The following APIs are used to discover GPUs and their attributes on a Node.

Functions

dcgmReturn_t dcgmGetAllDevices ( dcgmHandle_t pDcgmHandle, unsigned int  gpuIdList[DCGM_MAX_NUM_DEVICES], int* count )
dcgmReturn_t dcgmGetAllSupportedDevices ( dcgmHandle_t pDcgmHandle, unsigned int  gpuIdList[DCGM_MAX_NUM_DEVICES], int* count )
dcgmReturn_t dcgmGetDeviceAttributes ( dcgmHandle_t pDcgmHandle, unsigned int  gpuId, dcgmDeviceAttributes_t* pDcgmAttr )

Functions

dcgmReturn_t dcgmGetAllDevices ( dcgmHandle_t pDcgmHandle, unsigned int  gpuIdList[DCGM_MAX_NUM_DEVICES], int* count )
Parameters
pDcgmHandle
IN : DCGM Handle
gpuIdList
OUT : Array reference to fill GPU Ids present on the system.
count
OUT : Number of GPUs returned in gpuIdList.
Returns

Description

This method is used to get identifiers corresponding to all the devices on the system. The identifier represents DCGM GPU Id corresponding to each GPU on the system and is immutable during the lifespan of the engine. The list should be queried again if the engine is restarted.

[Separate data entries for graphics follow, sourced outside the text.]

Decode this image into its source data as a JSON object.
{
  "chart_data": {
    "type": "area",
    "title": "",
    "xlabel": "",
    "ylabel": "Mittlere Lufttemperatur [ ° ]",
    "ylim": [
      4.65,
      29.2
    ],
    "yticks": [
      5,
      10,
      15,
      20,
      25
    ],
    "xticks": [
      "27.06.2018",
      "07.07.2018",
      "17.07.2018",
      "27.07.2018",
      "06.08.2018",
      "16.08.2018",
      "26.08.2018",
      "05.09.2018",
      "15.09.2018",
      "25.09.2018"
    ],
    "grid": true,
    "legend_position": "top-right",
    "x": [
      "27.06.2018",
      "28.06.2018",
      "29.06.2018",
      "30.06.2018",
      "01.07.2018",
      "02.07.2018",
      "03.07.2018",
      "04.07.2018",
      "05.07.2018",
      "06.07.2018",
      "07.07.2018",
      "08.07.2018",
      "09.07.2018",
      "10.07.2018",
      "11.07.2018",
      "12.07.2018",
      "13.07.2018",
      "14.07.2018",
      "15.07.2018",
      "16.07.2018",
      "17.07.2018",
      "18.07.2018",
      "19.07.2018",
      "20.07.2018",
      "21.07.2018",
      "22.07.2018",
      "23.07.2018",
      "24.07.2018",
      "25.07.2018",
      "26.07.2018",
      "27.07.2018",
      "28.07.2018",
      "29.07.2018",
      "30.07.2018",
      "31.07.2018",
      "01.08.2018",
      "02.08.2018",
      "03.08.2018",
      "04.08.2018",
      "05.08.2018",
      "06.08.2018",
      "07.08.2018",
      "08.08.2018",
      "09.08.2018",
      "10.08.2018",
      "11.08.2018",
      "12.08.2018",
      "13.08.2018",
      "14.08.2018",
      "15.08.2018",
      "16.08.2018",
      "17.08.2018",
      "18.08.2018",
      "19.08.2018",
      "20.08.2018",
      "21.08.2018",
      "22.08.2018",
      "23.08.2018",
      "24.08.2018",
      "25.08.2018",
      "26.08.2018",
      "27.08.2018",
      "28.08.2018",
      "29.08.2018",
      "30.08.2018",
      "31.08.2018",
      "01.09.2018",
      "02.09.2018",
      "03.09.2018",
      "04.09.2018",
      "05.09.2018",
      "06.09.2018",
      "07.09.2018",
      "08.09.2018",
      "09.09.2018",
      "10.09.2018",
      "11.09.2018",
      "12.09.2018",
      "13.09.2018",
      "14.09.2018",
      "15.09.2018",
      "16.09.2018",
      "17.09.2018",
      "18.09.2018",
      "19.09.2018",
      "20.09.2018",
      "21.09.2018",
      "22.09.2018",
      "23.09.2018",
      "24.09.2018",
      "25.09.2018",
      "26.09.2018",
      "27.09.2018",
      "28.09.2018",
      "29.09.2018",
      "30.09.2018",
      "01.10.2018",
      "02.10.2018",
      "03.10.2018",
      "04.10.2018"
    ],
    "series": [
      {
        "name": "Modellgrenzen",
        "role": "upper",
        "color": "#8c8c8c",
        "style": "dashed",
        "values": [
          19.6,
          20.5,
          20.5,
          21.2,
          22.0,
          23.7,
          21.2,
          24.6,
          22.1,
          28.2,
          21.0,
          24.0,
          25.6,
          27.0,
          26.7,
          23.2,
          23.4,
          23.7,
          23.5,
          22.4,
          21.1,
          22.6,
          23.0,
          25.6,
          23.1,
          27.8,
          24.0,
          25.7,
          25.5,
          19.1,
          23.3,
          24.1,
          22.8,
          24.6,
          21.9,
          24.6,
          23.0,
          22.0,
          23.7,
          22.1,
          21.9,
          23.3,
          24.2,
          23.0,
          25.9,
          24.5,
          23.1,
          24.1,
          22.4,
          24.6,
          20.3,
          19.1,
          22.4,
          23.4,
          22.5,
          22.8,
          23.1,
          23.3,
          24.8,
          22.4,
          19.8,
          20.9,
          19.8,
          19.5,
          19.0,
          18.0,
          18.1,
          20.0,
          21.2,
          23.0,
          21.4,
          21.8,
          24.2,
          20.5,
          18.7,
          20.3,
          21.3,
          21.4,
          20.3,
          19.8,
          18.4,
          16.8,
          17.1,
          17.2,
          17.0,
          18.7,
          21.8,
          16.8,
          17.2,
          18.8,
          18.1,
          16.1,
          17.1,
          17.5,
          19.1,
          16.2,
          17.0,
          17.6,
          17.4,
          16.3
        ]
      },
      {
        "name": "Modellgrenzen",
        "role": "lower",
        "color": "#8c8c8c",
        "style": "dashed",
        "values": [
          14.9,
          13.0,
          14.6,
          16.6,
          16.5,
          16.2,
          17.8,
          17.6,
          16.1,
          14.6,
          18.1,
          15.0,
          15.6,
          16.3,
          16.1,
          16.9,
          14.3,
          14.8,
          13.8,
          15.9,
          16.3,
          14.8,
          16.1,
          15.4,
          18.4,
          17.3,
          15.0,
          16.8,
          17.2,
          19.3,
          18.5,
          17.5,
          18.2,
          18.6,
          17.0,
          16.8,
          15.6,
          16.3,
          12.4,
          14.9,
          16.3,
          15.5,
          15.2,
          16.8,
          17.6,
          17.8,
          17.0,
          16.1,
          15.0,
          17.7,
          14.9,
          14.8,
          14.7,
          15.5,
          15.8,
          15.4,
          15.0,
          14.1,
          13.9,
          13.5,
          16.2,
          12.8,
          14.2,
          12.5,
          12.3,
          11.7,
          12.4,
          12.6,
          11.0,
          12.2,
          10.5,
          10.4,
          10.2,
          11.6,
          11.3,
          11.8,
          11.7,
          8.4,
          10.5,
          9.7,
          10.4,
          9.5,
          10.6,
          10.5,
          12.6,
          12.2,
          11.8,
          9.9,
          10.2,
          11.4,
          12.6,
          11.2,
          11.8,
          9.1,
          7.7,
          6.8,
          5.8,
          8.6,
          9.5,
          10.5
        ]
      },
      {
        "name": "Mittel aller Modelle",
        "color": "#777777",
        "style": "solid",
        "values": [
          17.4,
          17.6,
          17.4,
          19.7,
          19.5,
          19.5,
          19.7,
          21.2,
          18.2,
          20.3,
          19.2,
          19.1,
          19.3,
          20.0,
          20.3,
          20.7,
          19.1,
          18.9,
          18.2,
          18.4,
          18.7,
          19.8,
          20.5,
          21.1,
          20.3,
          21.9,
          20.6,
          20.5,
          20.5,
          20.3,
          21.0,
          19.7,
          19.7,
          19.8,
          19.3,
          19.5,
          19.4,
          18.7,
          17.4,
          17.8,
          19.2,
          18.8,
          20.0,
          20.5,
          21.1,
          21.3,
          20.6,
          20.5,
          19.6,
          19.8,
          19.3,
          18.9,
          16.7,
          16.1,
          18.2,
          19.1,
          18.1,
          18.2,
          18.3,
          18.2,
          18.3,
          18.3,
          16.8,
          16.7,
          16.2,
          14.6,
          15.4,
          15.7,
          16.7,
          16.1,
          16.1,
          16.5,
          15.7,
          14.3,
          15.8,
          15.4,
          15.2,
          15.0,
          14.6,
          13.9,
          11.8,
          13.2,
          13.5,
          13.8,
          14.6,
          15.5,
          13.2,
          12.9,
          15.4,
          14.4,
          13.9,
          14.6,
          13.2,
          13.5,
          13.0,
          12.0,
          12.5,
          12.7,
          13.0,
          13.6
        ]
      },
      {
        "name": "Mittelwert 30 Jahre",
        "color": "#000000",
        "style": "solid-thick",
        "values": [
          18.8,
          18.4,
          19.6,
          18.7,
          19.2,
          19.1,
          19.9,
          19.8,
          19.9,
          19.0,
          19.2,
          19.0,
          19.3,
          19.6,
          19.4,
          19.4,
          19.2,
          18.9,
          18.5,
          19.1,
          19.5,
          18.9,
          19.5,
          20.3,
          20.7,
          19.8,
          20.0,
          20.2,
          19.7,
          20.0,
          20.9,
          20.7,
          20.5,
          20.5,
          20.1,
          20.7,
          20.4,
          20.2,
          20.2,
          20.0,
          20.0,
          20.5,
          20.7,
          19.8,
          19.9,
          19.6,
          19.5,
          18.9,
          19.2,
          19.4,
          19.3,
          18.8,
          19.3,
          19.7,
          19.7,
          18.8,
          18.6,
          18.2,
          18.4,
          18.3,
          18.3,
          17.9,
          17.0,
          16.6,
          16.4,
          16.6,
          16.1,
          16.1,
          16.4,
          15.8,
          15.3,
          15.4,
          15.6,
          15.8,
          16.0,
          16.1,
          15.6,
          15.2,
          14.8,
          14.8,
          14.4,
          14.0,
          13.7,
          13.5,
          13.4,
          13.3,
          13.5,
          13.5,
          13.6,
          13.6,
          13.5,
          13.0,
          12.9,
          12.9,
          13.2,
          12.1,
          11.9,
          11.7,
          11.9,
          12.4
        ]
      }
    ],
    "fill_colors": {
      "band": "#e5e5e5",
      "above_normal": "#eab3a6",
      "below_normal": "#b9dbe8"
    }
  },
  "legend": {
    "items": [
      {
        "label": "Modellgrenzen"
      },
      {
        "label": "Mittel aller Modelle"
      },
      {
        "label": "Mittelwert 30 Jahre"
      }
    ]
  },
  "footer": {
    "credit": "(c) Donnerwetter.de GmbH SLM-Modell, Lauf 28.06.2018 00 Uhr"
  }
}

The GPUs returned from this function include gpuIds of GPUs that are not supported by DCGM. To only get gpuIds of GPUs that are supported by DCGM, use dcgmGetAllSupportedDevices().

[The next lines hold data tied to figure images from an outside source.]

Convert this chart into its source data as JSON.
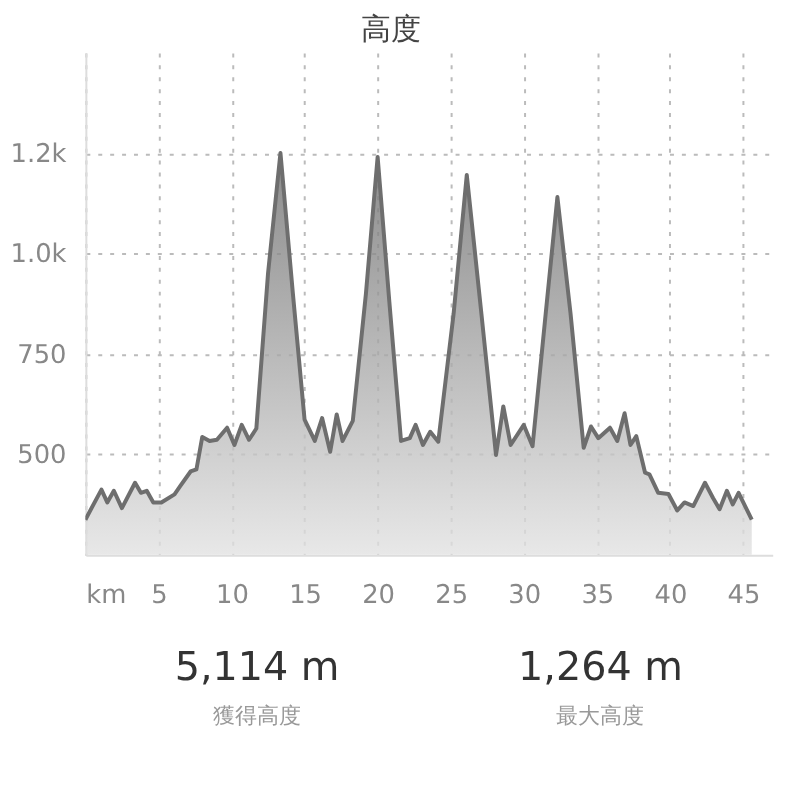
{
  "chart_data": {
    "type": "area",
    "title": "高度",
    "x": [
      0,
      1.1,
      1.5,
      1.95,
      2.5,
      3.4,
      3.8,
      4.2,
      4.65,
      5.2,
      6.1,
      6.5,
      7.2,
      7.6,
      8.0,
      8.5,
      9.0,
      9.7,
      10.2,
      10.7,
      11.2,
      11.7,
      12.5,
      13.35,
      14.2,
      15.0,
      15.7,
      16.2,
      16.75,
      17.2,
      17.6,
      18.3,
      19.2,
      20.0,
      20.8,
      21.6,
      22.2,
      22.6,
      23.1,
      23.6,
      24.15,
      25.2,
      26.1,
      27.1,
      28.1,
      28.6,
      29.1,
      30.0,
      30.6,
      31.5,
      32.3,
      33.2,
      34.1,
      34.6,
      35.1,
      35.9,
      36.4,
      36.9,
      37.3,
      37.7,
      38.3,
      38.6,
      39.2,
      39.9,
      40.5,
      41.0,
      41.6,
      42.4,
      42.95,
      43.4,
      43.9,
      44.3,
      44.7,
      45.6
    ],
    "series": [
      {
        "color": "#6e6e6e",
        "values": [
          337,
          412,
          380,
          409,
          366,
          429,
          404,
          409,
          380,
          380,
          400,
          421,
          457,
          462,
          543,
          533,
          536,
          566,
          523,
          573,
          536,
          564,
          950,
          1250,
          900,
          586,
          533,
          590,
          506,
          599,
          533,
          583,
          900,
          1240,
          880,
          533,
          540,
          573,
          523,
          556,
          531,
          850,
          1195,
          850,
          498,
          619,
          523,
          573,
          520,
          850,
          1140,
          850,
          516,
          569,
          540,
          566,
          533,
          602,
          523,
          545,
          454,
          450,
          404,
          401,
          360,
          380,
          371,
          429,
          391,
          363,
          409,
          375,
          404,
          337
        ]
      }
    ],
    "xlim": [
      0,
      47
    ],
    "xticks": [
      {
        "value": 0,
        "label": "km"
      },
      5,
      10,
      15,
      20,
      25,
      30,
      35,
      40,
      45
    ],
    "ylim": [
      250,
      1500
    ],
    "yticks": [
      500,
      750,
      {
        "value": 1000,
        "label": "1.0k"
      },
      {
        "value": 1250,
        "label": "1.2k"
      }
    ],
    "grid": true,
    "line_style": "solid",
    "annotations": [
      "5,114 m",
      "獲得高度",
      "1,264 m",
      "最大高度"
    ]
  }
}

dcgmReturn_t dcgmGetAllSupportedDevices ( dcgmHandle_t pDcgmHandle, unsigned int  gpuIdList[DCGM_MAX_NUM_DEVICES], int* count )
Parameters
pDcgmHandle
IN : DCGM Handle
gpuIdList
OUT : Array reference to fill GPU Ids present on the system.
count
OUT : Number of GPUs returned in gpuIdList.
Returns

Description

This method is used to get identifiers corresponding to all the DCGM-supported devices on the system. The identifier represents DCGM GPU Id corresponding to each GPU on the system and is immutable during the lifespan of the engine. The list should be queried again if the engine is restarted.

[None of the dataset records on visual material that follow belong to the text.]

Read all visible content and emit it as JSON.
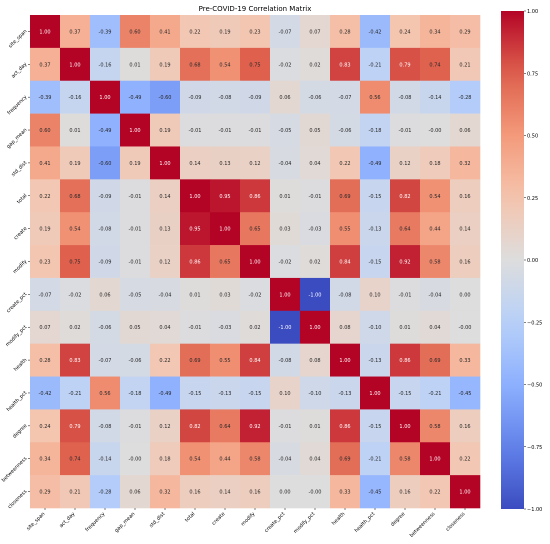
{
  "chart_data": {
    "type": "heatmap",
    "title": "Pre-COVID-19 Correlation Matrix",
    "xlabel": "",
    "ylabel": "",
    "labels": [
      "site_span",
      "act_day",
      "frequency",
      "gap_mean",
      "std_dist",
      "total",
      "create",
      "modify",
      "create_pct",
      "modify_pct",
      "health",
      "health_pct",
      "degree",
      "betweenness",
      "closeness"
    ],
    "values": [
      [
        1.0,
        0.37,
        -0.39,
        0.6,
        0.41,
        0.22,
        0.19,
        0.23,
        -0.07,
        0.07,
        0.28,
        -0.42,
        0.24,
        0.34,
        0.29
      ],
      [
        0.37,
        1.0,
        -0.16,
        0.01,
        0.19,
        0.68,
        0.54,
        0.75,
        -0.02,
        0.02,
        0.83,
        -0.21,
        0.79,
        0.74,
        0.21
      ],
      [
        -0.39,
        -0.16,
        1.0,
        -0.49,
        -0.6,
        -0.09,
        -0.08,
        -0.09,
        0.06,
        -0.06,
        -0.07,
        0.56,
        -0.08,
        -0.14,
        -0.28
      ],
      [
        0.6,
        0.01,
        -0.49,
        1.0,
        0.19,
        -0.01,
        -0.01,
        -0.01,
        -0.05,
        0.05,
        -0.06,
        -0.18,
        -0.01,
        -0.0,
        0.06
      ],
      [
        0.41,
        0.19,
        -0.6,
        0.19,
        1.0,
        0.14,
        0.13,
        0.12,
        -0.04,
        0.04,
        0.22,
        -0.49,
        0.12,
        0.18,
        0.32
      ],
      [
        0.22,
        0.68,
        -0.09,
        -0.01,
        0.14,
        1.0,
        0.95,
        0.86,
        0.01,
        -0.01,
        0.69,
        -0.15,
        0.82,
        0.54,
        0.16
      ],
      [
        0.19,
        0.54,
        -0.08,
        -0.01,
        0.13,
        0.95,
        1.0,
        0.65,
        0.03,
        -0.03,
        0.55,
        -0.13,
        0.64,
        0.44,
        0.14
      ],
      [
        0.23,
        0.75,
        -0.09,
        -0.01,
        0.12,
        0.86,
        0.65,
        1.0,
        -0.02,
        0.02,
        0.84,
        -0.15,
        0.92,
        0.58,
        0.16
      ],
      [
        -0.07,
        -0.02,
        0.06,
        -0.05,
        -0.04,
        0.01,
        0.03,
        -0.02,
        1.0,
        -1.0,
        -0.08,
        0.1,
        -0.01,
        -0.04,
        0.0
      ],
      [
        0.07,
        0.02,
        -0.06,
        0.05,
        0.04,
        -0.01,
        -0.03,
        0.02,
        -1.0,
        1.0,
        0.08,
        -0.1,
        0.01,
        0.04,
        -0.0
      ],
      [
        0.28,
        0.83,
        -0.07,
        -0.06,
        0.22,
        0.69,
        0.55,
        0.84,
        -0.08,
        0.08,
        1.0,
        -0.13,
        0.86,
        0.69,
        0.33
      ],
      [
        -0.42,
        -0.21,
        0.56,
        -0.18,
        -0.49,
        -0.15,
        -0.13,
        -0.15,
        0.1,
        -0.1,
        -0.13,
        1.0,
        -0.15,
        -0.21,
        -0.45
      ],
      [
        0.24,
        0.79,
        -0.08,
        -0.01,
        0.12,
        0.82,
        0.64,
        0.92,
        -0.01,
        0.01,
        0.86,
        -0.15,
        1.0,
        0.58,
        0.16
      ],
      [
        0.34,
        0.74,
        -0.14,
        -0.0,
        0.18,
        0.54,
        0.44,
        0.58,
        -0.04,
        0.04,
        0.69,
        -0.21,
        0.58,
        1.0,
        0.22
      ],
      [
        0.29,
        0.21,
        -0.28,
        0.06,
        0.32,
        0.16,
        0.14,
        0.16,
        0.0,
        -0.0,
        0.33,
        -0.45,
        0.16,
        0.22,
        1.0
      ]
    ],
    "vmin": -1.0,
    "vmax": 1.0,
    "colormap": "coolwarm",
    "colorbar_ticks": [
      1.0,
      0.75,
      0.5,
      0.25,
      0.0,
      -0.25,
      -0.5,
      -0.75,
      -1.0
    ],
    "colorbar_tick_labels": [
      "1.00",
      "0.75",
      "0.50",
      "0.25",
      "0.00",
      "−0.25",
      "−0.50",
      "−0.75",
      "−1.00"
    ],
    "colors": {
      "low": "#3b4cc0",
      "mid": "#dddddd",
      "high": "#b40426"
    }
  }
}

The GPUs returned from this function ONLY includes gpuIds of GPUs that are supported by DCGM. To get gpuIds of all GPUs in the system, use dcgmGetAllDevices().

dcgmReturn_t dcgmGetDeviceAttributes ( dcgmHandle_t pDcgmHandle, unsigned int  gpuId, dcgmDeviceAttributes_t* pDcgmAttr )
Parameters
pDcgmHandle
IN : DCGM Handle
gpuId
IN : GPU Id corresponding to which the attributes should be fetched
pDcgmAttr
IN/OUT : Device attributes corresponding to gpuId. pDcgmAttr->version should be set to dcgmDeviceAttributes_version before this call.
Returns

Description

Gets device attributes corresponding to the gpuId. If operation is not successful for any of the requested fields then the field is populated with one of DCGM_BLANK_VALUES defined in dcgm_structs.h.